The Dow Jones Industrial Average fell by close to 700 points, or 2 percent, Monday morning, its largest decline in more than two months.
Fueling the market was a global contagion emanating from the potential meltdown of China property giant Evergrande, heavily indebted and dangerously close to collapse as it seeks to raise funds to pay off $300 billion in liabilities.
Investors were also nervous ahead of this week’s meeting of Federal Reserve officials, who will reveal their “dot plot,” or summary of economic projections that will indicate how many voting members are considering a rate hike — and how soon.

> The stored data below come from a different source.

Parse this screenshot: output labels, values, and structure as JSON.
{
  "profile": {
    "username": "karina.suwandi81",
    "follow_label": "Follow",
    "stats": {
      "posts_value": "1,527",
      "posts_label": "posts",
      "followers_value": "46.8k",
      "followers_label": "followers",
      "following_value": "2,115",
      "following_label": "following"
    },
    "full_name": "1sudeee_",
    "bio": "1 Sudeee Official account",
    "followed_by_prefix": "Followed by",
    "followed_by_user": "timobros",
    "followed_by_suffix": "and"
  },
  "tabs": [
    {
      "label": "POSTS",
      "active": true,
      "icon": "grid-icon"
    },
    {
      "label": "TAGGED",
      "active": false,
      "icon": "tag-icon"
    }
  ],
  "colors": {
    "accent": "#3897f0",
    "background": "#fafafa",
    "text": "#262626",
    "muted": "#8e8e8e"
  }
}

The market is also anxious that Federal Reserve Chairman Jerome Powell will signal a timeframe for withdrawing the central bank’s “easy money” policy, a series of emergency measures that have supported the economy since the start of the Covid-19 pandemic. In his post-meeting press conference on Wednesday afternoon, Powell is expected to point to a rising inflation index, improvement in the unemployment landscape, and recent positive manufacturing metrics as evidence of a growing economy.

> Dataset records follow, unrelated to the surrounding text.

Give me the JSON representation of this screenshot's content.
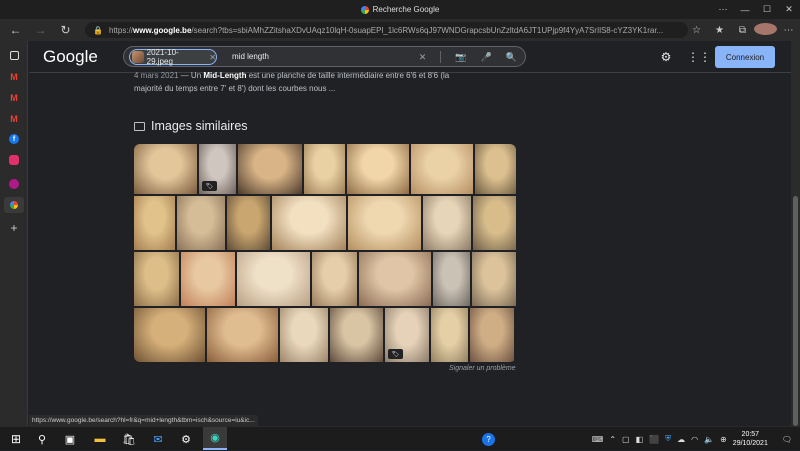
{
  "window": {
    "tab_title": "Recherche Google",
    "controls": [
      "—",
      "☐",
      "✕",
      "⋯"
    ]
  },
  "browser": {
    "url_prefix": "https://",
    "url_host": "www.google.be",
    "url_rest": "/search?tbs=sbiAMhZZitshaXDvUAqz10lqH-0suapEPl_1lc6RWs6qJ97WNDGrapcsbUnZzltdA6JT1UPjp9f4YyA7SrIlS8-cYZ3YK1rar..."
  },
  "google": {
    "logo": "Google",
    "chip_label": "2021-10-29.jpeg",
    "query": "mid length",
    "signin_label": "Connexion"
  },
  "result": {
    "date": "4 mars 2021",
    "sep": " — Un ",
    "bold": "Mid-Length",
    "text1": " est une planche de taille intermédiaire entre 6'6 et 8'6 (la",
    "text2": "majorité du temps entre 7' et 8') dont les courbes nous ..."
  },
  "similar": {
    "heading": "Images similaires",
    "report": "Signaler un problème"
  },
  "status_url": "https://www.google.be/search?hl=fr&q=mid+length&tbm=isch&source=iu&ic...",
  "clock": {
    "time": "20:57",
    "date": "29/10/2021"
  },
  "colors": {
    "accent": "#8ab4f8",
    "background": "#202124"
  },
  "images": [
    {
      "row": 0,
      "w": 63,
      "c1": "#e3c79a",
      "c2": "#7a5b3e",
      "badge": false
    },
    {
      "row": 0,
      "w": 37,
      "c1": "#cfc6bf",
      "c2": "#6e625b",
      "badge": true
    },
    {
      "row": 0,
      "w": 64,
      "c1": "#d8b486",
      "c2": "#4d3a2c",
      "badge": false
    },
    {
      "row": 0,
      "w": 41,
      "c1": "#e9d1a3",
      "c2": "#9b7d55",
      "badge": false
    },
    {
      "row": 0,
      "w": 62,
      "c1": "#f0d6a8",
      "c2": "#8f6a44",
      "badge": false
    },
    {
      "row": 0,
      "w": 62,
      "c1": "#ead1a6",
      "c2": "#b68e63",
      "badge": false
    },
    {
      "row": 0,
      "w": 43,
      "c1": "#dcc08f",
      "c2": "#6a5840",
      "badge": false
    },
    {
      "row": 1,
      "w": 41,
      "c1": "#e0c28a",
      "c2": "#a37d4f",
      "badge": false
    },
    {
      "row": 1,
      "w": 48,
      "c1": "#d5bd98",
      "c2": "#8a7157",
      "badge": false
    },
    {
      "row": 1,
      "w": 43,
      "c1": "#c9a66f",
      "c2": "#5e4b36",
      "badge": false
    },
    {
      "row": 1,
      "w": 74,
      "c1": "#f2e0c1",
      "c2": "#a4825b",
      "badge": false
    },
    {
      "row": 1,
      "w": 73,
      "c1": "#efd7b0",
      "c2": "#b48f60",
      "badge": false
    },
    {
      "row": 1,
      "w": 48,
      "c1": "#e7d5b8",
      "c2": "#8b7a66",
      "badge": false
    },
    {
      "row": 1,
      "w": 47,
      "c1": "#d8bd8b",
      "c2": "#6c5c48",
      "badge": false
    },
    {
      "row": 2,
      "w": 45,
      "c1": "#ddbe88",
      "c2": "#8d6f4b",
      "badge": false
    },
    {
      "row": 2,
      "w": 54,
      "c1": "#e8c8a0",
      "c2": "#c0805a",
      "badge": false
    },
    {
      "row": 2,
      "w": 73,
      "c1": "#efe0c8",
      "c2": "#b9a083",
      "badge": false
    },
    {
      "row": 2,
      "w": 45,
      "c1": "#e6ceaa",
      "c2": "#977a5a",
      "badge": false
    },
    {
      "row": 2,
      "w": 72,
      "c1": "#e0c6a6",
      "c2": "#8b6c55",
      "badge": false
    },
    {
      "row": 2,
      "w": 37,
      "c1": "#cbc2b6",
      "c2": "#6e6860",
      "badge": false
    },
    {
      "row": 2,
      "w": 44,
      "c1": "#dcc39b",
      "c2": "#7a6a55",
      "badge": false
    },
    {
      "row": 3,
      "w": 71,
      "c1": "#d6b07a",
      "c2": "#6f5234",
      "badge": false
    },
    {
      "row": 3,
      "w": 71,
      "c1": "#e0bd90",
      "c2": "#8a5e3a",
      "badge": false
    },
    {
      "row": 3,
      "w": 48,
      "c1": "#ead8bc",
      "c2": "#9d8568",
      "badge": false
    },
    {
      "row": 3,
      "w": 53,
      "c1": "#d9c4a4",
      "c2": "#5e4a3b",
      "badge": false
    },
    {
      "row": 3,
      "w": 44,
      "c1": "#e6d2b8",
      "c2": "#8b7b6a",
      "badge": true
    },
    {
      "row": 3,
      "w": 37,
      "c1": "#e4cfa6",
      "c2": "#93805f",
      "badge": false
    },
    {
      "row": 3,
      "w": 44,
      "c1": "#cfae86",
      "c2": "#6e5240",
      "badge": false
    }
  ]
}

Meanwhile, brinkmanship in Washington, D.C., over raising the debt limit, is fraying nerves and contributing to the selloff. In a weekend opinion piece in the Wall Street Journal, Treasury Secretary Janet Yellen warned that failing to raise the debt limit “would produce widespread economic catastrophe. In a matter of days, millions of Americans could be strapped for cash. We could see indefinite delays in critical payments. Nearly 50 million seniors could stop receiving Social Security checks for a time. Troops could go unpaid. Millions of families who rely on the monthly child tax credit could see delays.”
Bitcoin, crude oil and shares of companies such as Boeing, JPMorgan Chase and General Motors all slid on Monday, while the Cboe volatility index, or “fear gauge,” soared to its highest reading since May.
Strategists at Morgan Stanley warned of downside risks and a “rolling correction” in the S&P 500.